Christen und ihr Lied ‚Im Anfang’
Christen,
die das Lied vom Anfang Joh 1,1ff gedichtet haben,
stehen in dieser jüdischen Tradition und haben ihr doch das entscheidend
Neue hinzuzusetzen: „Das Wort ward Fleisch...“, 1,14. Vor der Aussage in
1,14 aber werden zwei Irrwege, die der Mensch in allen Zeiten bis zur Jetztzeit
geht, aufgezeichnet:
Zwei Irrwege
a) ein
genereller Irrweg und
b) ein
spezieller Irrweg:
a) Der
generelle Irrweg: Dass Menschen, die aus Finsternis herauskommen koennen, das Licht, das ihnen scheint, nicht aufnehmen.

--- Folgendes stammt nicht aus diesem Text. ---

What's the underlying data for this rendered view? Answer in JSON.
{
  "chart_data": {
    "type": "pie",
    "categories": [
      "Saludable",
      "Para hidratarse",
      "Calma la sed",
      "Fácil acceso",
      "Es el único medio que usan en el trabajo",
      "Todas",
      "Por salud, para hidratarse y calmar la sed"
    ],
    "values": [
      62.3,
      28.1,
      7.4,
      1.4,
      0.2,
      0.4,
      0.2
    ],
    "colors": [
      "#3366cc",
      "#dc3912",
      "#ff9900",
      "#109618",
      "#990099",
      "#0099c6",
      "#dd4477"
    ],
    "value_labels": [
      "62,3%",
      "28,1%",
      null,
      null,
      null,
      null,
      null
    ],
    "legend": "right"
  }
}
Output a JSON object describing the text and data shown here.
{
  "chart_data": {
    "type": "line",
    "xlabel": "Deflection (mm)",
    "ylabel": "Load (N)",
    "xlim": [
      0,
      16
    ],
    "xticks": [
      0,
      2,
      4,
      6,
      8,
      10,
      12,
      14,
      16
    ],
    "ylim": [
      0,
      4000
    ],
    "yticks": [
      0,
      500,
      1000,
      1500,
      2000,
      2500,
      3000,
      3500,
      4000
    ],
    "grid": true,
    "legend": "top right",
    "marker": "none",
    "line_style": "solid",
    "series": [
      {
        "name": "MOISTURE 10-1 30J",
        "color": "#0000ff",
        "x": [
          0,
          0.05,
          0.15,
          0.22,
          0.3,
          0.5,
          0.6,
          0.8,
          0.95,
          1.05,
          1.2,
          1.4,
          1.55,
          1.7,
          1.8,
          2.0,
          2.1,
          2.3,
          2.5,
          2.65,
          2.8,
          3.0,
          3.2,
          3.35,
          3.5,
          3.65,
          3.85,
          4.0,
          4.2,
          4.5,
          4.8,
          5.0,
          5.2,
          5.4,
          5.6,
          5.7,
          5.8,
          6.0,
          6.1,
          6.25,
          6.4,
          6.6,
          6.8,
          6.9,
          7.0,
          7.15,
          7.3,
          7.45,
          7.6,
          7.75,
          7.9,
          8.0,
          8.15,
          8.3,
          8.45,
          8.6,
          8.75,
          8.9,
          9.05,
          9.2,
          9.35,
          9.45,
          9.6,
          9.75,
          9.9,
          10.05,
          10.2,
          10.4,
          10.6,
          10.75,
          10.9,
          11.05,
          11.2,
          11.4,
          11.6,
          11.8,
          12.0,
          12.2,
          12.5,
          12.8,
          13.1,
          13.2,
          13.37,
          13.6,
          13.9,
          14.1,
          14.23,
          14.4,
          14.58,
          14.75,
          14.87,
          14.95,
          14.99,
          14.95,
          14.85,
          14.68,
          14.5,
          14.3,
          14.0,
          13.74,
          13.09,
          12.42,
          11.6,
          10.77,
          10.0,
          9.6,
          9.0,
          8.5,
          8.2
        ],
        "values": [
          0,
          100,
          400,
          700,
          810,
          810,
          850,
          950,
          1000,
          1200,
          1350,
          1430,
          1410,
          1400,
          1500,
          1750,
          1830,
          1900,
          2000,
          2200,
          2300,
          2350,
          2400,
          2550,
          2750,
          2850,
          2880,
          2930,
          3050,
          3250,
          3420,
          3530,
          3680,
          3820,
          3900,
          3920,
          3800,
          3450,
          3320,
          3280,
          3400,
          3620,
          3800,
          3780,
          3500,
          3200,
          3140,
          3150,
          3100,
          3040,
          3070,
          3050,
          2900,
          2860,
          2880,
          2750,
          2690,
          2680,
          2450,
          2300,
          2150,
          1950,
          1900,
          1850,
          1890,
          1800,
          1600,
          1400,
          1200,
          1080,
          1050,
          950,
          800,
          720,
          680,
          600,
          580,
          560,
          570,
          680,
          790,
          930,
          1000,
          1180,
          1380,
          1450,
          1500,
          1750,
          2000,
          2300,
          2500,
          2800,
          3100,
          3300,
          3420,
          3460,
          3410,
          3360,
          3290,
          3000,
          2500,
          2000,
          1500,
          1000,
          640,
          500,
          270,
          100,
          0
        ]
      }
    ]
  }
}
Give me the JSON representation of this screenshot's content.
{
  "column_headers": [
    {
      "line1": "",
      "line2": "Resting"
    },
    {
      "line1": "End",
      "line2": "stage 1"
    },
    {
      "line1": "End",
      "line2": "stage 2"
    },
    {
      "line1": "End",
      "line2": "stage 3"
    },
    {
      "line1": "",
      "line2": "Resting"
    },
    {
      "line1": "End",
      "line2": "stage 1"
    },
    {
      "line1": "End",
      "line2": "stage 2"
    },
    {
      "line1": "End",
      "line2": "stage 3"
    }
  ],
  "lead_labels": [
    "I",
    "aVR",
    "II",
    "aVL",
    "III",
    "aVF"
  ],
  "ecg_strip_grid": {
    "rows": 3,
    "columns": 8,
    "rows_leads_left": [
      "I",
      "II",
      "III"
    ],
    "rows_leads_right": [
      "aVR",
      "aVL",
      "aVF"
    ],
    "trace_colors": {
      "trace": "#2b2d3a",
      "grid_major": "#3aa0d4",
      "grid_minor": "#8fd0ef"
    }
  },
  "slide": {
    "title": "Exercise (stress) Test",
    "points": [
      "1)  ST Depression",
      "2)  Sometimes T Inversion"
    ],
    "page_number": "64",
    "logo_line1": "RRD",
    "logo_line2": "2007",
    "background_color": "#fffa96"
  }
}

Plato hat in seinem Hoehlengleichnis diese
Menschheitshaltung sehr plastisch geschildert. Am Ende werden die in der Hoehle Befindlichen den, der sei zum Licht bringen moechte und sie zum Leben im Licht auffordert, toeten und so lieber in der Hoehle
bleiben. („...er kam in sein Eigentum, aber die Seinen nahmen ihn nicht
auf.“)
b) Der
spezielle Irrweg: Die ursprünglich so schoene
Einheit des Logosliedes von Gott, der fuer die Menschen da ist, wird durch die Verse 6-8 hart
unterbrochen: Anhaenger Johannes des Taeufers haben den Taeufer
in den Mittelpunkt ihrer Verehrung und Verkündigung als Lichtgestalt
gestellt. Weil sie das Zeugnis des Taeufers, das auf
Jesus als Licht hingewiesen hat, nicht gehoert haben
und in ihrer Verehrung des Taeufers Jesus auch in der
Zeit des Evangelisten Johannes (um 90 n. Chr.) weitgehend Jesus als Licht
abgelehnt haben, sind sie wie die in V.5 Angesprochenen in der Finsternis
geblieben. Die johanneische Gemeinde will dies durch
ihr Lied vom Anfang und durch manches andere über den Taeufer
und vom Taeufer Ausgesprochene im Evangelium
korrigieren: Licht ist fuer die johanneische Gemeinde nach dem Willen Gottes nicht ein
lokales Geschehen am Jordan, sondern (s. Joh 1,9) ein
weltweites Geschehen durch den, der bei Gott war und von ihm gesandt ist.
Der
spezielle Irrweg birgt also fuer uns seine besondere
Bedeutung in sich:
Wir koennen Menschen unserer Zeit, die sich in der
Politik ihre Lichtgestalt geschaffen haben oder ihre kapitalistische Glitzer-
und Glimmerwelt und diese schon fuer das Ziel ihres
Lebens halten, auf ihre groessere Lebensmoeglichkeit
hinweisen, wie es die getan haben, die Joh 1,14
ausgesprochen haben. „Wir sahen seine Herrlichkeit...“.
...ward
Fleisch
Dass
sie von „Fleisch“ gesprochen haben, vom Wort Gottes, das Fleisch wird,
ist fuer uns solange unverstaendlich,
als wir nicht sehen, dass fuer jene johanneische Gemeinde zwei alttestamentliche Worte in
Erfüllung gegangen sind: Jesaja 6 und LXX Psalm 39
(Wer sich über diese beiden Texte in johanneischer Sicht informieren moechte,
findet auf der homepage zwei Artikel: „Wie der
Evangelist Johannes gemaess Joh
12,37ff Jes 6 gelesen hat“ und: „Vom Hebraeerbrief zum Johannesevangelium“).
Lichtbringer
ist der, der sich nach Jes 6 von Gott senden laesst und als Mensch wie jeder andere Mensch lebt und
dieses Leben als Leib (sarx/soma
– so in der LXX Ps 39, vgl Hebr 10,5) fuer das Leben der
Welt einsetzt.
Menschen koennen nicht nur Jünger des Taeufers oder des Mose usw.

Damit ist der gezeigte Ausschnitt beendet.